The Pitfall of Lists in PyTorch
As a seasoned PyTorch user, you should be well-versed in techniques for model training, parameter tuning, and optimization. How could you possibly still end up with an OOM (Out of Memory) error?
- Please note, we're talking about system memory here, not GPU memory.
- Of course, GPU memory is also a common concern, but we're not discussing that here.
With OOM issues stemming from various causes, this time we'll focus on one commonly encountered by professionals:
- You might be using a List structure!
After investigation, we've pinpointed the exact scenario where leaks occur.
Consider the following code snippet:
from torch.utils.data import Dataset, DataLoader
import numpy as np
import torch
class DataIter(Dataset):
def __init__(self):
self.data_np = np.array([x for x in range(10000000)])
self.data = [x for x in range(10000000)]
def __len__(self):
return len(self.data)
def __getitem__(self, idx):
data = self.data[idx]
data = np.array([data], dtype=np.int64)
return torch.tensor(data)
train_data = DataIter()
train_loader = DataLoader(train_data, batch_size=300, num_workers=18)
for i, item in enumerate(train_loader):
if i % 1000 == 0:
print(i)
Cutting to the chase after examining this example:
See the self.data
List?

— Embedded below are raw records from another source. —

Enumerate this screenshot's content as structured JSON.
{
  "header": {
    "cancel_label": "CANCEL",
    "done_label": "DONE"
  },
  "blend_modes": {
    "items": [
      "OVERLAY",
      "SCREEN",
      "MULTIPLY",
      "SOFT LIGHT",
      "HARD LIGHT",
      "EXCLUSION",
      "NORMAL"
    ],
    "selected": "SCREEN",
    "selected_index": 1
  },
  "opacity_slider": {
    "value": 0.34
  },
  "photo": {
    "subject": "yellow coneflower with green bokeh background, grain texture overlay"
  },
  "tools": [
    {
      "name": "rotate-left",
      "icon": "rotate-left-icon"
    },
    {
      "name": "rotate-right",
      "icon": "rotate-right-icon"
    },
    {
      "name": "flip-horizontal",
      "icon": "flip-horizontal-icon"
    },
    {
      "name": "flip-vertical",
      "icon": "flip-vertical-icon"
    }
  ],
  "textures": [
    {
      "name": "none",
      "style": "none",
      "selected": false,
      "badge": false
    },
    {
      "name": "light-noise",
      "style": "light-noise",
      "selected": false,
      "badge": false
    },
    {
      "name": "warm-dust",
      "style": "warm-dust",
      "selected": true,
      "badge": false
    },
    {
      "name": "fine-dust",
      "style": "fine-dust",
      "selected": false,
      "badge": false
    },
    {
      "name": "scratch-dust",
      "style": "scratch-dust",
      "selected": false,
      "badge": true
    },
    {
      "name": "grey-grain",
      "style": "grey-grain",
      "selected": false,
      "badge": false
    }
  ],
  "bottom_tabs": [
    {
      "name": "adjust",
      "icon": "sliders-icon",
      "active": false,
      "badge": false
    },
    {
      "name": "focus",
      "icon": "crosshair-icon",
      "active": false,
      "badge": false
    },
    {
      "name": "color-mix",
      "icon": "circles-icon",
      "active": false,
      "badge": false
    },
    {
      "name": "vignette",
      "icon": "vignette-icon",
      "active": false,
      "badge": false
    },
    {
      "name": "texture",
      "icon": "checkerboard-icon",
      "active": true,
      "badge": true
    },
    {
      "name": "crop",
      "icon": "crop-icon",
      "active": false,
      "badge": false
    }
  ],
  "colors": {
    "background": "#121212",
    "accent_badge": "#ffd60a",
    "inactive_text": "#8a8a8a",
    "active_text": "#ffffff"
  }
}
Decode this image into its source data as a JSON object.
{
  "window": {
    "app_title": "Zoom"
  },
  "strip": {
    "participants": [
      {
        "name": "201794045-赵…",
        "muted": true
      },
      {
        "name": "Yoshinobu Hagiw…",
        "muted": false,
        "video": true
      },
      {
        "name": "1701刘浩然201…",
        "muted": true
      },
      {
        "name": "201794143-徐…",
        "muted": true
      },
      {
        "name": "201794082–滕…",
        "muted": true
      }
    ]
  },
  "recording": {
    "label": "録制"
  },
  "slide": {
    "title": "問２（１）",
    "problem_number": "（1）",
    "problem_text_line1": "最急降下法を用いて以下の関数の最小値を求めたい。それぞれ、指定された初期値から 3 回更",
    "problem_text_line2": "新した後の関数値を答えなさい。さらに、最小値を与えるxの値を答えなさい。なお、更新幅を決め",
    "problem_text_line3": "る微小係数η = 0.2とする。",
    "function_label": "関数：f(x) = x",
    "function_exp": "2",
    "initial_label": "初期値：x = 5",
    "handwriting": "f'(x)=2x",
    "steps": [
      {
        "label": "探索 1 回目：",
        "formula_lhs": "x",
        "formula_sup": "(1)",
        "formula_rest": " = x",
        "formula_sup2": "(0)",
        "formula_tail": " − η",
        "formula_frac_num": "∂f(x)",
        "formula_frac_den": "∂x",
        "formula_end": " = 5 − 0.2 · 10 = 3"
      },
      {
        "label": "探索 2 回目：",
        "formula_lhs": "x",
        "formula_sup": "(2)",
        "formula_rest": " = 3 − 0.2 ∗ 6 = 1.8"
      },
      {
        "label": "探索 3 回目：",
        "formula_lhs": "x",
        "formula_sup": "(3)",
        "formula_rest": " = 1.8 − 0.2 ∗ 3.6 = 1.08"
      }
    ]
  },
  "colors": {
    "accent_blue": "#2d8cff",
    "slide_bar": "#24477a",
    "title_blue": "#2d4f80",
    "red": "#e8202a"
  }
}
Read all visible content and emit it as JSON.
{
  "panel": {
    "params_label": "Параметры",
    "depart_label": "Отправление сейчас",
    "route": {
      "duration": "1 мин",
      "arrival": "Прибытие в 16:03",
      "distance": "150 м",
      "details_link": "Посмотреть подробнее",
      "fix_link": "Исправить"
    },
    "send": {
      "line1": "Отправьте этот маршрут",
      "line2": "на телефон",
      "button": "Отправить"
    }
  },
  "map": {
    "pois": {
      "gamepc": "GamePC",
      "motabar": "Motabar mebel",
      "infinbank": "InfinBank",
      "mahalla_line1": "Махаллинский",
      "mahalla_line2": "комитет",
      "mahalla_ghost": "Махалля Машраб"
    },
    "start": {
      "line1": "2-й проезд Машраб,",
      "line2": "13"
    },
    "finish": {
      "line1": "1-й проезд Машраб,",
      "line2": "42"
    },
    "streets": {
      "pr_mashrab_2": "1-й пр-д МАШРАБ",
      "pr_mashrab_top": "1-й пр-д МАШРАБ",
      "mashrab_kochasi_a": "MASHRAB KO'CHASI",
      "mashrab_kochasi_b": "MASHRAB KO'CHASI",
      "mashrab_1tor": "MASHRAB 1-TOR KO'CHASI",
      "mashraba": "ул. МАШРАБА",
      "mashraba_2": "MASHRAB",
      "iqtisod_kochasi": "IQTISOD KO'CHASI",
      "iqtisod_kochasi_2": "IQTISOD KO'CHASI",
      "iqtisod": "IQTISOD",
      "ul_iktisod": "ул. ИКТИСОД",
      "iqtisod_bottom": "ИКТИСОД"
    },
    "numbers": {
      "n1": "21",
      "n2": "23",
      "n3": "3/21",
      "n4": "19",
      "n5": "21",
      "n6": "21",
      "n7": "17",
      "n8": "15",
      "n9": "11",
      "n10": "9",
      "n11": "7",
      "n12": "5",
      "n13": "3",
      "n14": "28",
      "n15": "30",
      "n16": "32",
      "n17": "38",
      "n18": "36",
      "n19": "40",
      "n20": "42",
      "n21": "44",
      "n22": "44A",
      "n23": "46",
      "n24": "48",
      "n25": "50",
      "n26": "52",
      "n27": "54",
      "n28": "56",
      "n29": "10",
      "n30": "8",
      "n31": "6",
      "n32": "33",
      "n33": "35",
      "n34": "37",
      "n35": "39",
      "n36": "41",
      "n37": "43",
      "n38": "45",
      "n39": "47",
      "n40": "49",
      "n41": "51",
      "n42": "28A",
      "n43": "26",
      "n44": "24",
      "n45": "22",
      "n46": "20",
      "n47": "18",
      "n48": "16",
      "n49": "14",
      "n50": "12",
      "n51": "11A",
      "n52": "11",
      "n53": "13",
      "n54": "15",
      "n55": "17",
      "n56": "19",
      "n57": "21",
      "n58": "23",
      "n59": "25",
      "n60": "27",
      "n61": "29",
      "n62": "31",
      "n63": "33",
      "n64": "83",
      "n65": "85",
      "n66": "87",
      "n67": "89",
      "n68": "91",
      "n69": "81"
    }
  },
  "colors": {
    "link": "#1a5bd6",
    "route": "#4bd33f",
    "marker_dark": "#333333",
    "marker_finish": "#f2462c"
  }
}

That's what leads to the OOM problem.
We attempted to find related information and it seems this isn't a PyTorch issue but rather a Python one.
In essence, refrain from using Lists; use NumPy or Tensors to store data, and you won't encounter OOM problems.
At least, that's effective in this example.
I've written code like this, why haven't I experienced any issues?
The world is a beautiful place until you encounter a large dataset.
Based on my own testing, when the dataset is small, using Lists doesn't trigger memory leaks.
More specifically, with just over ten thousand data points, there's no issue; but with over a million, it blows up.
So, if your dataset isn't large, you might never encounter this problem.
As for the threshold of data size, I'm unsure. I speculate it's a moment of interaction between Python or PyTorch that triggers the anomaly.